Sunday, September 21, 2014
Different is good
If you know me, chances are you've heard me saying indisputably that Silver Linings Playbook was one of the few stories which movie version is way better than the original book. Something about Matthew Quick's way of telling the story of a mentally disturbed adult in Silver Linings Playbook just doesn't fit my liking, though I did feel like the narrator of the story was not a normal person. I mean, Pat does sound like a lunatic at times, but Forgive Me, Leonard Peacock is a whole different matter. Quick's voice as Leonard and the first-person narrator of the story is as troubled and insane as a suicidal teenager could be. I found myself cringed and winced a lot of the time, and my heart pounded like crazy when Leonard was about to do his mission. Long story short, I really like this book better than Silver Linings Playbook.
So, Leonard Peacock is suicidal. He's mature beyond his years, and is probably a genius. He likes to think that he's different--and he is. He's obsessed with Humphrey Bogart to the point that he conversed to his old neighbour, Walt, in Bogie's quotes from his B&W movies. He's obsessed with Shakespeare's Hamlet, as most suicidal people do. He questions God and religions in general, finding it hard to believe why God is so vain and all that questions you sure would encounter once or twice in your life (believe me, I have). He looks up to his holocaust teacher, Herr Silverman, who's easily predicted is the hero of the story, and he loathes his mother for being so oblivious and absent from his life.
It can be very depressing reading this book, truthfully speaking. But it can also give you a peek of the benevolence that even someone who carries a gun with him to blow someone's head off shares with all of us. There are moments when they still dare to hope that someone is going to make them change their mind, no matter how firm they are on the plan. So the next time you see the news about school shooting, mass murder or suicidal people/celebrities, you'd know; that they have tried their best to stay and not check out on us, but our world was not welcoming enough; not tolerating enough, and certainly not accommodating enough, for them to see their hope grow.
Thursday, September 4, 2014
'Til Death Do Us Part
If you know me well, you'd probably know that I'm a hopeless romantic, and a dreamer, but mostly a cynic, when it comes to marriage. I didn't grow up as a girl who dreams of a wedding and spending the rest of my life with my prince charming, no. Cinderella is not something my mother read to me as bedtime stories, but rather a fairy tale I discovered in the children's book section. I wasn't raised to be a romantic girl, but rather someone with a perspective, and it was up to the universe what to make of me.
At 21, a lot of my friends and co-workers are already talking about marriage, which is understandably a natural thing. But I am still a cynic--here I am, someone who believes in love, but doesn't believe that it's the very foundation of a marriage because, let's face it: we're too old to believe in fairy tales. Rainbow Rowell's Landline and Taylor Jenkins Reid's After I Do came to the rescue, to help me being less of a cynic that I am. They both have the same premise: a couple who have spent so many years together, ended up questioning their feelings toward each other and whether or not what they have is enough to keep their marriage alive. Because falling in love is the easy part. It's the sugar and icing of a cake that is not probably as good underneath. Because it's the thing after we say "I do" or witnessed as "Sah!" that people called as marriage.

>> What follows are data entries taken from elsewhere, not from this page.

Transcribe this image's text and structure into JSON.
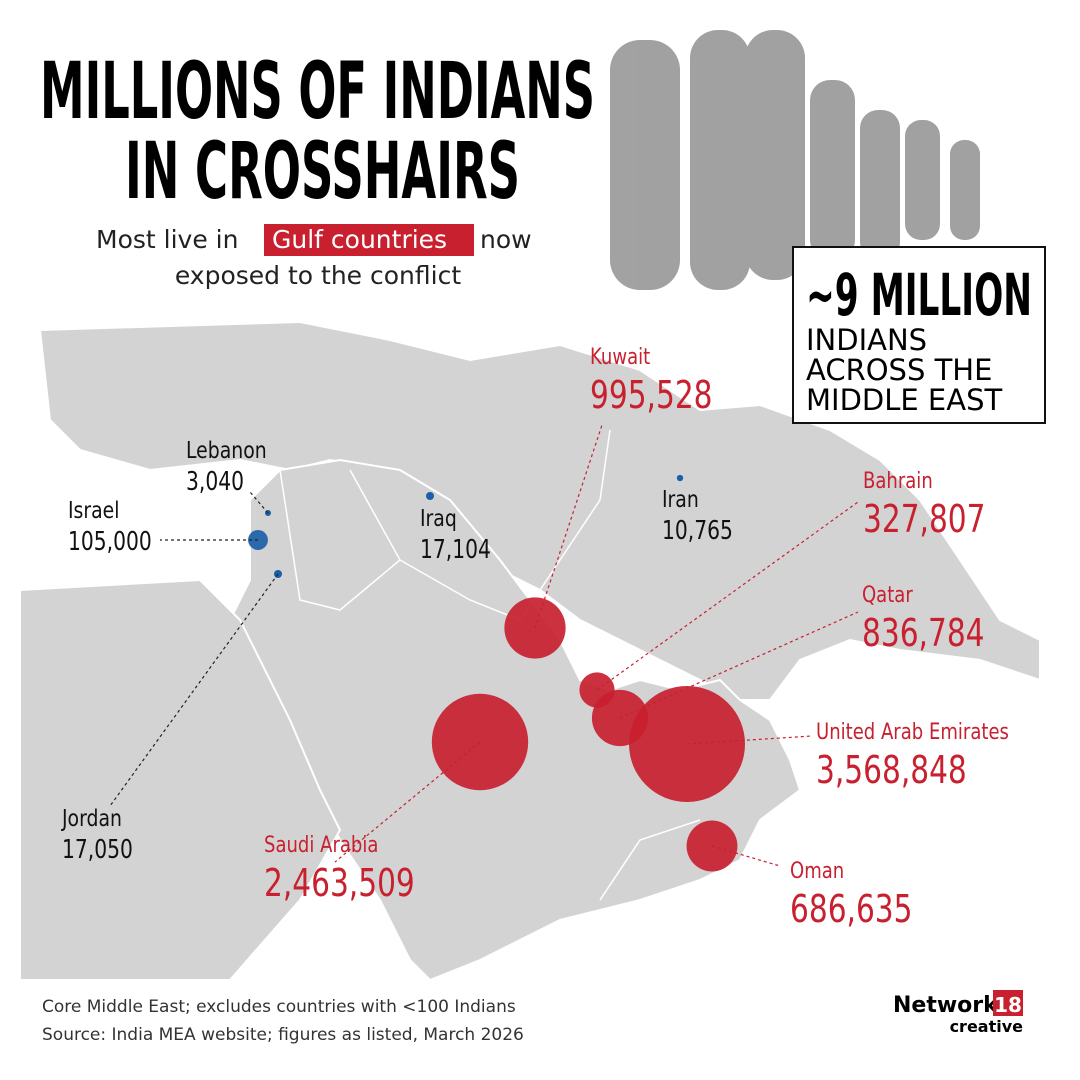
{
  "header": {
    "title_lines": [
      "MILLIONS OF INDIANS",
      "IN CROSSHAIRS"
    ],
    "subtitle": {
      "before": "Most live in",
      "highlight": "Gulf countries",
      "after": "now",
      "line2": "exposed to the conflict"
    }
  },
  "callout": {
    "headline": "~9 MILLION",
    "lines": [
      "INDIANS",
      "ACROSS THE",
      "MIDDLE EAST"
    ]
  },
  "countries": [
    {
      "name": "Kuwait",
      "value": 995528,
      "label": "995,528",
      "color": "#c8202f"
    },
    {
      "name": "Bahrain",
      "value": 327807,
      "label": "327,807",
      "color": "#c8202f"
    },
    {
      "name": "Qatar",
      "value": 836784,
      "label": "836,784",
      "color": "#c8202f"
    },
    {
      "name": "United Arab Emirates",
      "value": 3568848,
      "label": "3,568,848",
      "color": "#c8202f"
    },
    {
      "name": "Oman",
      "value": 686635,
      "label": "686,635",
      "color": "#c8202f"
    },
    {
      "name": "Saudi Arabia",
      "value": 2463509,
      "label": "2,463,509",
      "color": "#c8202f"
    },
    {
      "name": "Lebanon",
      "value": 3040,
      "label": "3,040",
      "color": "#1a5fa8"
    },
    {
      "name": "Israel",
      "value": 105000,
      "label": "105,000",
      "color": "#1a5fa8"
    },
    {
      "name": "Iraq",
      "value": 17104,
      "label": "17,104",
      "color": "#1a5fa8"
    },
    {
      "name": "Iran",
      "value": 10765,
      "label": "10,765",
      "color": "#1a5fa8"
    },
    {
      "name": "Jordan",
      "value": 17050,
      "label": "17,050",
      "color": "#1a5fa8"
    }
  ],
  "footer": {
    "notes": [
      "Core Middle East; excludes countries with <100 Indians",
      "Source: India MEA website; figures as listed, March 2026"
    ],
    "brand": "Network",
    "brand_number": "18",
    "brand_sub": "creative"
  }
}
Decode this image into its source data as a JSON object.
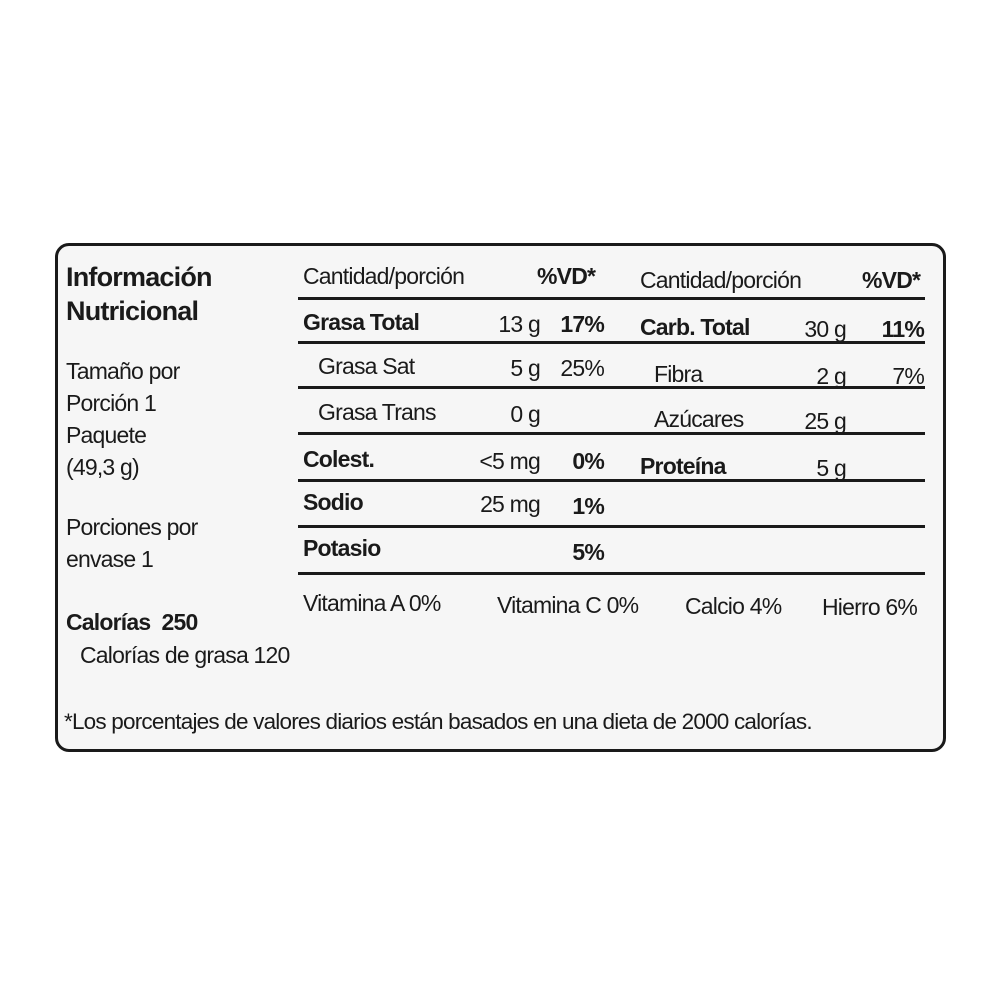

You can go to google for what the books are about, so I'm not gonna waste your time here reading the same stuff they have. What I feel the need to write is this: This book is necessary, nay, mandatory, for the cynics alike me out there, who wants to see what marriage means for a couple who's been together so long that they can't remember how beautiful things used to be, and when it all went wrong. If there's anything that I learned from both of these books, it's this: Marriage is a full-time work. It's not romance. It's not all of those lovey-dovey stories about boy meets girl and fall in love. No. It's a whole different story, and it's hard. It requires your entire being to keep it alive. Sure, love and romance are parts of it; they're good for a start, but they fade, and when they do, marriage is just another job that you go home to after a long day of work.
Tiring, huh?
Well, yes. But guess what? When marriage is for you, you'd rather having this job to come home to than not having it all. It shouldn't be a shame for people who don't think it's not for them--the truth is, it's a thing, the way vegetarian lifestyle is a thing, but it's not for everybody, alright. And it shouldn't be a shame too, if someone was born dreaming of his/her wedding day, surrounded by people and things they love, because it's a thing.
So, you probably wonder, are you still a cynic? My answer is: well, yes. Less of a cynic that I used to be, but still more cynical than people my age and gender in general. I believe that marriage is a tripartite commitment a couple makes with God. It's something sacred, something that's worth fighting for. When you think about it this way, it's a lot less romantic, but it's a lot more worth the energy--unless if you don't believe in God, in which case, I cannot speak for you.